Temmar et le saut à l’élastique

La privatisation, selon Hamid Temmar, c´est le saut dans le vide sans filet et sans parachute. Durant toute la période où il était à la tête du département du Mppi (ministère de la Participation et de la Promotion des Investissements) il y eut beaucoup plus de communication (pour défricher le terrain) que de réelles réalisations.
C´est vrai qu´il fallait d´abord expliquer le bien-fondé de l´opération, en convainquant le partenaire social (les travailleurs et leur représentant syndical) de la nécessité d´aller vers l´économie de marché en s´appuyant entre autres sur les privatisations. L´Ugta était contre une telle démarche et l´avait fait savoir, d´autant plus que le milieu des années 90 s´était fait remarquer par le démantèlement de nombreuses EPE et la mise au chômage de centaines de milliers de travailleurs.

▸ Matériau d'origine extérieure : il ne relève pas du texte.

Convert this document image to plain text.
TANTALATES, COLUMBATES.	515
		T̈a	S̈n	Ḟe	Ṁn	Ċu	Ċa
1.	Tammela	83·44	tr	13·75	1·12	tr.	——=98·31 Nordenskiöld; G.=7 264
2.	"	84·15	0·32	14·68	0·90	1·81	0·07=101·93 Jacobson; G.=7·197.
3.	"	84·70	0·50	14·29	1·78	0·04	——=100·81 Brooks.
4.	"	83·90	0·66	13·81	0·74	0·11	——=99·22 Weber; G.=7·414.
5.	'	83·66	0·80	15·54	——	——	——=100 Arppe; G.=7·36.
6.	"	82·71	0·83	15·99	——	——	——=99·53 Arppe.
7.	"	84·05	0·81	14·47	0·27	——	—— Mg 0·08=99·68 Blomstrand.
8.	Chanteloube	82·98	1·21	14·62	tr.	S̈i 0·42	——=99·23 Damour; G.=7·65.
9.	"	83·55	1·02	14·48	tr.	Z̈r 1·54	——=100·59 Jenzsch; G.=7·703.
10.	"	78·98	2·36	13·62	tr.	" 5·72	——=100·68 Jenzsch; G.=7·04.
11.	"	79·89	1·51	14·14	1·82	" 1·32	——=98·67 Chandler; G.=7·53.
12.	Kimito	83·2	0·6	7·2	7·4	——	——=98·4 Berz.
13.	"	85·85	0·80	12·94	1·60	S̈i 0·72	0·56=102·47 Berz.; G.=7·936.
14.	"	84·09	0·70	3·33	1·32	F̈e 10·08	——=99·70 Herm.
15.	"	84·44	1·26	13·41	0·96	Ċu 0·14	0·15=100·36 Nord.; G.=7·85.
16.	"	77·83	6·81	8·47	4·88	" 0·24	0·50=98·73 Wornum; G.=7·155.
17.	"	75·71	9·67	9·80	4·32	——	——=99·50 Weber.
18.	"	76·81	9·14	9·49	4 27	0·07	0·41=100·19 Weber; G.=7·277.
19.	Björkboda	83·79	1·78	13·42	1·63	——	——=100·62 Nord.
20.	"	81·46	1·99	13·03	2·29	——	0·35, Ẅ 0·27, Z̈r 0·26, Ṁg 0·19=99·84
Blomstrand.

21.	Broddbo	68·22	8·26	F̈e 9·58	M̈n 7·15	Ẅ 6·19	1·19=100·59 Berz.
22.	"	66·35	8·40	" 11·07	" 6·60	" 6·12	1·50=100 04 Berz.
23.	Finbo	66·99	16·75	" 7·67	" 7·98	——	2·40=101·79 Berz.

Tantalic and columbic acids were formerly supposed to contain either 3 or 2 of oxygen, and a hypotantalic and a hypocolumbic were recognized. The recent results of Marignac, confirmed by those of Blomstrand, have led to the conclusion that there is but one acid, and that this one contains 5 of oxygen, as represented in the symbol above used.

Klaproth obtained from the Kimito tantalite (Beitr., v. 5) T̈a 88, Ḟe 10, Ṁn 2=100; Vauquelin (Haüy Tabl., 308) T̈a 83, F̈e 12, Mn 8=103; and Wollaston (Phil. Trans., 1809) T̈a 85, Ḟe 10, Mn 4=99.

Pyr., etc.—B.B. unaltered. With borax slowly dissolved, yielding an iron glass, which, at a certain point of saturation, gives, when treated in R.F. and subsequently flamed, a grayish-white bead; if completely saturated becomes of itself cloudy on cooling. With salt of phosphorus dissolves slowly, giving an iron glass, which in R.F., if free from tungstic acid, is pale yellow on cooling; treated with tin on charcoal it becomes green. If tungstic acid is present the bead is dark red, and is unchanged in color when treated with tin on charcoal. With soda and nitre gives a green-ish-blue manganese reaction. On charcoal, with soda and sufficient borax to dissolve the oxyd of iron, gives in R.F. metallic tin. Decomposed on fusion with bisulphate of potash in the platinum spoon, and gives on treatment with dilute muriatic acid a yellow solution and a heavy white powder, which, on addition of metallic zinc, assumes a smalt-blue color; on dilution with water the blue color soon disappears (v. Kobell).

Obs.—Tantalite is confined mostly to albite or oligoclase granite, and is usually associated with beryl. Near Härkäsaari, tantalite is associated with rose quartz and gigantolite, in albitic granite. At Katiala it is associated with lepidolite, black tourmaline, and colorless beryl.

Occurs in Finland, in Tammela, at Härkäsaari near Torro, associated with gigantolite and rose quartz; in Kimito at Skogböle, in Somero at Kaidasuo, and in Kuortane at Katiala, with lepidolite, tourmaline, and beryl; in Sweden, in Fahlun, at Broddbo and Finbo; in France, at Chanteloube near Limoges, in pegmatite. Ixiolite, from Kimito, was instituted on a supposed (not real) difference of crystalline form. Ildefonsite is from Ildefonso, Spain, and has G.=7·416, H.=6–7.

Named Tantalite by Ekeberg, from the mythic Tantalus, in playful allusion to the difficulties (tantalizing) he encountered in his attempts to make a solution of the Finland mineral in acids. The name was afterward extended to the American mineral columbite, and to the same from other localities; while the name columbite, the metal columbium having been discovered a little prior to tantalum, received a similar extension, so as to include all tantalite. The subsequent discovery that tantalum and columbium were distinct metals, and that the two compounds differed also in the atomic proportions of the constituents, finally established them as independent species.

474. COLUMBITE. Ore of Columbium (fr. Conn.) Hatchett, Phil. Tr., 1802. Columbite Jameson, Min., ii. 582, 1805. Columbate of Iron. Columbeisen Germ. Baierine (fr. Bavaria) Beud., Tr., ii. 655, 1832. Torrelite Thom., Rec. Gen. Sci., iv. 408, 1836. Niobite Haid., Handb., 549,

Dans l´immense bras de fer qui était engagé entre Monsieur Privatisation et les travailleurs, Hamid Temmar était devenu la bête noire des fédérations syndicales. Elles ont fini par avoir sa tête, puisqu´il a dû céder son portefeuille, et c´est quelqu´un d´autre, à savoir Yahia Hamlaoui, adjoint direct du chef du gouvernement, qui a finalement chapeauté l´opération.
Dans le bilan que doit présenter M. Ouyahia le 22 mai devant les députés, au palais Zirout Youcef, on apprend que ces opérations de cession partielle ou totale du capital des entreprises ont rapporté au Tésor de l´Etat 33,6 millions de dinars.
L´inventaire fait apparaître que 117 cessions totales d´actifs d´entreprises ont été réalisées, dont 16 briqueteries, six unités d´eau minérale et 6 unités agroalimentaires, alors que 25 opérations de partenariat par ouverture de capital des entreprises publiques , dont 17 avec des entreprises étrangères, notamment françaises, espagnoles ou à un degré moindre arabes ont été conclues. Dans le même temps, l´option reprise par les travailleurs a touché 33 unités.
Le chef du gouvernement est donc à l´aise pour vanter les résultats de son gouvernement, lui qui aime aligner les chiffres, d´autant plus, une fois n´est pas coutume, qu´il peut se cacher derrière la préservation de 8878 postes d´emploi, tout en annonçant que 5500 autres seront créés, et cela même s´il y a une ombre au tableau: le flou qui a entouré la reprise d´Enasucre par Blanky, qui a fini par jeter l´éponge.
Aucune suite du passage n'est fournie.